As students interested in Data Science and Machine Learning, we've found that a great way to stay up to date with this rapidly changing field is to read academic papers recently published. However, many of these papers were extremely long and tough to comprehend, and the abstract of a paper was often missing, and if it was present it wasn't informative. Furthermore, we often spend a lot of time going through papers that were similar to something we read before, but we didn't know that beforehand due to the sheer length of the paper. Also, we often were looking for an answer to a specific question, but we didn't know where to look for an answer, as the answer was often buried in 80 pages of technical terminology. To solve this, we developed Simplitize, a web app that helps you understand academic papers via NLP Question Answering and Document Summarization.
What it does
There are two features of Simplitize. First, the user can copy and paste a paper into our webpage, and we'll summarize it in under 10 sentences. Second, the user can copy and paste a paper into our software along with a question about the paper, and we'll provide them the answer to their question (or "None" if the paper does not contain the answer). I'll go more into how this works below.
How We built it
There are two types of document summarization, abstractive summarization, and extractive summarization. Abstractive summarization is where we try to provide a summary by focusing on the big picture, but keep most of the main sentences intact. Extractive summarization is when we break down most of the sentences to summarize the document, however, there are often many grammatical errors and it is tough to understand. We chose to use abstractive summarization as the purpose of our project was to make these papers easier to understand. We used Natural Language Processing to give each sentence a "rating" to how essential it was to the "big idea" of the paper, and then ranked the sentences. We then presented the user with the most important sentences in their paper constructed into a holistic summary.

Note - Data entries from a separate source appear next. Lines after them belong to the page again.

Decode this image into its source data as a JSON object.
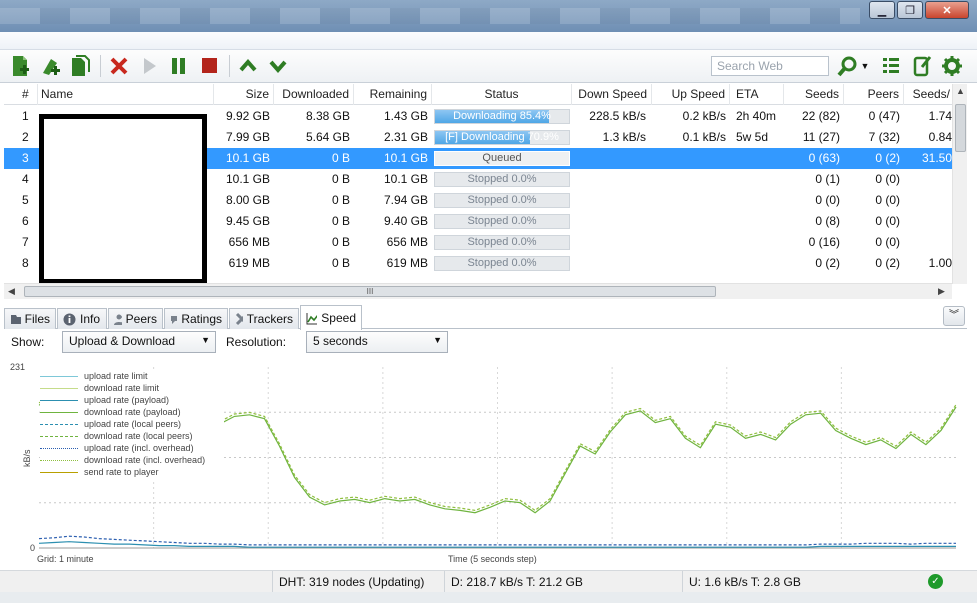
{
  "toolbar": {
    "search_placeholder": "Search Web"
  },
  "table": {
    "columns": [
      "#",
      "Name",
      "Size",
      "Downloaded",
      "Remaining",
      "Status",
      "Down Speed",
      "Up Speed",
      "ETA",
      "Seeds",
      "Peers",
      "Seeds/"
    ],
    "rows": [
      {
        "num": "1",
        "size": "9.92 GB",
        "downloaded": "8.38 GB",
        "remaining": "1.43 GB",
        "status": "Downloading 85.4%",
        "progress": 85.4,
        "state": "downloading",
        "down": "228.5 kB/s",
        "up": "0.2 kB/s",
        "eta": "2h 40m",
        "seeds": "22 (82)",
        "peers": "0 (47)",
        "ratio": "1.74"
      },
      {
        "num": "2",
        "size": "7.99 GB",
        "downloaded": "5.64 GB",
        "remaining": "2.31 GB",
        "status": "[F] Downloading 70.9%",
        "progress": 70.9,
        "state": "downloading",
        "down": "1.3 kB/s",
        "up": "0.1 kB/s",
        "eta": "5w 5d",
        "seeds": "11 (27)",
        "peers": "7 (32)",
        "ratio": "0.84"
      },
      {
        "num": "3",
        "size": "10.1 GB",
        "downloaded": "0 B",
        "remaining": "10.1 GB",
        "status": "Queued",
        "progress": 0,
        "state": "queued",
        "down": "",
        "up": "",
        "eta": "",
        "seeds": "0 (63)",
        "peers": "0 (2)",
        "ratio": "31.50"
      },
      {
        "num": "4",
        "size": "10.1 GB",
        "downloaded": "0 B",
        "remaining": "10.1 GB",
        "status": "Stopped 0.0%",
        "progress": 0,
        "state": "stopped",
        "down": "",
        "up": "",
        "eta": "",
        "seeds": "0 (1)",
        "peers": "0 (0)",
        "ratio": ""
      },
      {
        "num": "5",
        "size": "8.00 GB",
        "downloaded": "0 B",
        "remaining": "7.94 GB",
        "status": "Stopped 0.0%",
        "progress": 0,
        "state": "stopped",
        "down": "",
        "up": "",
        "eta": "",
        "seeds": "0 (0)",
        "peers": "0 (0)",
        "ratio": ""
      },
      {
        "num": "6",
        "size": "9.45 GB",
        "downloaded": "0 B",
        "remaining": "9.40 GB",
        "status": "Stopped 0.0%",
        "progress": 0,
        "state": "stopped",
        "down": "",
        "up": "",
        "eta": "",
        "seeds": "0 (8)",
        "peers": "0 (0)",
        "ratio": ""
      },
      {
        "num": "7",
        "size": "656 MB",
        "downloaded": "0 B",
        "remaining": "656 MB",
        "status": "Stopped 0.0%",
        "progress": 0,
        "state": "stopped",
        "down": "",
        "up": "",
        "eta": "",
        "seeds": "0 (16)",
        "peers": "0 (0)",
        "ratio": ""
      },
      {
        "num": "8",
        "size": "619 MB",
        "downloaded": "0 B",
        "remaining": "619 MB",
        "status": "Stopped 0.0%",
        "progress": 0,
        "state": "stopped",
        "down": "",
        "up": "",
        "eta": "",
        "seeds": "0 (2)",
        "peers": "0 (2)",
        "ratio": "1.00"
      }
    ],
    "selected_row": 3,
    "scroll_marker": "III"
  },
  "tabs": [
    "Files",
    "Info",
    "Peers",
    "Ratings",
    "Trackers",
    "Speed"
  ],
  "speed_panel": {
    "show_label": "Show:",
    "show_value": "Upload & Download",
    "resolution_label": "Resolution:",
    "resolution_value": "5 seconds",
    "y_max": "231",
    "y_min": "0",
    "y_unit": "kB/s",
    "grid_label": "Grid: 1 minute",
    "x_label": "Time (5 seconds step)",
    "legend": [
      {
        "name": "upload rate limit",
        "color": "#7ec8d8",
        "style": "solid"
      },
      {
        "name": "download rate limit",
        "color": "#c5dc8a",
        "style": "solid"
      },
      {
        "name": "upload rate (payload)",
        "color": "#2c8fb0",
        "style": "solid"
      },
      {
        "name": "download rate (payload)",
        "color": "#6fb43f",
        "style": "solid"
      },
      {
        "name": "upload rate (local peers)",
        "color": "#2c8fb0",
        "style": "dashed"
      },
      {
        "name": "download rate (local peers)",
        "color": "#6fb43f",
        "style": "dashed"
      },
      {
        "name": "upload rate (incl. overhead)",
        "color": "#2c5fb0",
        "style": "dotted"
      },
      {
        "name": "download rate (incl. overhead)",
        "color": "#8fbf3f",
        "style": "dotted"
      },
      {
        "name": "send rate to player",
        "color": "#b8a000",
        "style": "solid"
      }
    ]
  },
  "chart_data": {
    "type": "line",
    "ylabel": "kB/s",
    "xlabel": "Time (5 seconds step)",
    "ylim": [
      0,
      231
    ],
    "series": [
      {
        "name": "download rate (payload)",
        "values": [
          183,
          175,
          200,
          190,
          155,
          158,
          160,
          148,
          155,
          140,
          154,
          148,
          158,
          168,
          170,
          165,
          130,
          90,
          65,
          55,
          60,
          62,
          58,
          63,
          60,
          62,
          55,
          50,
          48,
          45,
          52,
          60,
          58,
          45,
          60,
          95,
          130,
          120,
          148,
          170,
          175,
          160,
          165,
          140,
          128,
          158,
          154,
          140,
          145,
          138,
          158,
          170,
          172,
          150,
          140,
          132,
          138,
          127,
          145,
          132,
          150,
          180
        ]
      },
      {
        "name": "download rate (incl. overhead)",
        "values": [
          186,
          178,
          203,
          193,
          158,
          161,
          163,
          151,
          158,
          143,
          157,
          151,
          161,
          171,
          173,
          168,
          133,
          93,
          68,
          58,
          63,
          65,
          61,
          66,
          63,
          65,
          58,
          53,
          51,
          48,
          55,
          63,
          61,
          48,
          63,
          98,
          133,
          123,
          151,
          173,
          178,
          163,
          168,
          143,
          131,
          161,
          157,
          143,
          148,
          141,
          161,
          173,
          175,
          153,
          143,
          135,
          141,
          130,
          148,
          135,
          153,
          183
        ]
      },
      {
        "name": "upload rate (incl. overhead)",
        "values": [
          12,
          13,
          15,
          14,
          12,
          11,
          10,
          9,
          8,
          7,
          6,
          6,
          5,
          5,
          4,
          4,
          4,
          4,
          4,
          4,
          4,
          4,
          4,
          4,
          4,
          4,
          4,
          4,
          4,
          4,
          4,
          4,
          4,
          4,
          4,
          4,
          4,
          4,
          4,
          4,
          4,
          4,
          4,
          4,
          4,
          4,
          4,
          4,
          4,
          4,
          4,
          4,
          5,
          5,
          5,
          6,
          6,
          6,
          5,
          6,
          6,
          6
        ]
      },
      {
        "name": "upload rate (payload)",
        "values": [
          6,
          7,
          8,
          7,
          6,
          5,
          5,
          4,
          3,
          3,
          2,
          2,
          2,
          2,
          1,
          1,
          1,
          1,
          1,
          1,
          1,
          1,
          1,
          1,
          1,
          1,
          1,
          1,
          1,
          1,
          1,
          1,
          1,
          1,
          1,
          1,
          1,
          1,
          1,
          1,
          1,
          1,
          1,
          1,
          1,
          1,
          1,
          1,
          1,
          1,
          1,
          1,
          2,
          2,
          2,
          2,
          2,
          2,
          2,
          2,
          2,
          2
        ]
      }
    ]
  },
  "statusbar": {
    "dht": "DHT: 319 nodes (Updating)",
    "down": "D: 218.7 kB/s T: 21.2 GB",
    "up": "U: 1.6 kB/s T: 2.8 GB"
  }
}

We wanted to go beyond the typical hackathon project of an article summarizer, so we integrated an extremely new deep learning algorithm to provide question answering: a transformer. A transformer is an algorithm used for seq2seq modeling, and we wanted to train a model that could extract information from text. We then found the Stanford QUestion Answering Dataset (SQuAD), and planned on training a transformer on SQuAD. However, training a model from scratch on SQuAD would take four days to train, and we had only had 20 hours to go. To solve this, we applied transfer learning and used a pre-trained transformer and performed hyperparameter tuning locally, which took ~4 hours. We then saved our model and integrated it with our flask API to connect it to the frontend.
Challenges We ran into
There were two major challenges we ran into (in addition to a gazillion bugs):
- As stated earlier, we ran into time constraints, preventing us from training a transformer on SQuAD from scratch. However, we solved this through transfer learning. We learned that transfer learning is used very commonly in the field of Natural Language Processing.
- We had issues connecting our Flask API with Heroku, which is where I normally deploy flask APIs which I've written. Unfortunately, I didn't have time to debug this issue, so I ran the API on localhost and used ngrok tunneling to get an endpoint URL. When we put this into production, we plan on deploying it on either Heroku or PythonAnywhere as those are more scalable.

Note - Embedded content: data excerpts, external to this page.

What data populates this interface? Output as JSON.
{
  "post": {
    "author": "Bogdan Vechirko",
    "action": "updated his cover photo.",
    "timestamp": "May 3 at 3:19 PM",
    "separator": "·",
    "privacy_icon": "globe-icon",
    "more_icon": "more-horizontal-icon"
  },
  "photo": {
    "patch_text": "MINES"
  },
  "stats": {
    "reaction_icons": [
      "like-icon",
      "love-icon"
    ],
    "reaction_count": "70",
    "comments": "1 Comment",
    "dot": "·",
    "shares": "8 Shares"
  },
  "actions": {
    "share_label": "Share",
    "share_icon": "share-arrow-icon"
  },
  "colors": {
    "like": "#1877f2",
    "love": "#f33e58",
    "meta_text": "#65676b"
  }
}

Accomplishments that We're proud of
- We have a fully functional web application that can be deployed, which can help many students get a better understanding of deep learning.
- At the point of publishing this project, I believe we are the only software that provides high-quality question answering specifically for academic papers; our project is novel and hasn't been repeated!!
- We learned about how we can apply transfer learning to natural language processing, something that neither of us had much experience with. This is applicable in the future, as most NLP algorithms are built via transfer learning.
What We learned
- We learned how to apply transfer learning to Natural Language Processing, which neither of us had done before. We plan on continuing to use transfer learning when working on other projects.
- We learned a lot about the applications of question answering, which is a relatively new field in NLP. We hope to apply this to other fields in the future.
What's next for Simplitize
We plan on hosting our API on PythonAnywhere, as it is clearly more scalable than running it on a local server. After that, we hope to deploy our website on simplitize.tech (in process of buying domain right now). We hope to get feedback on our project, and then reiterate.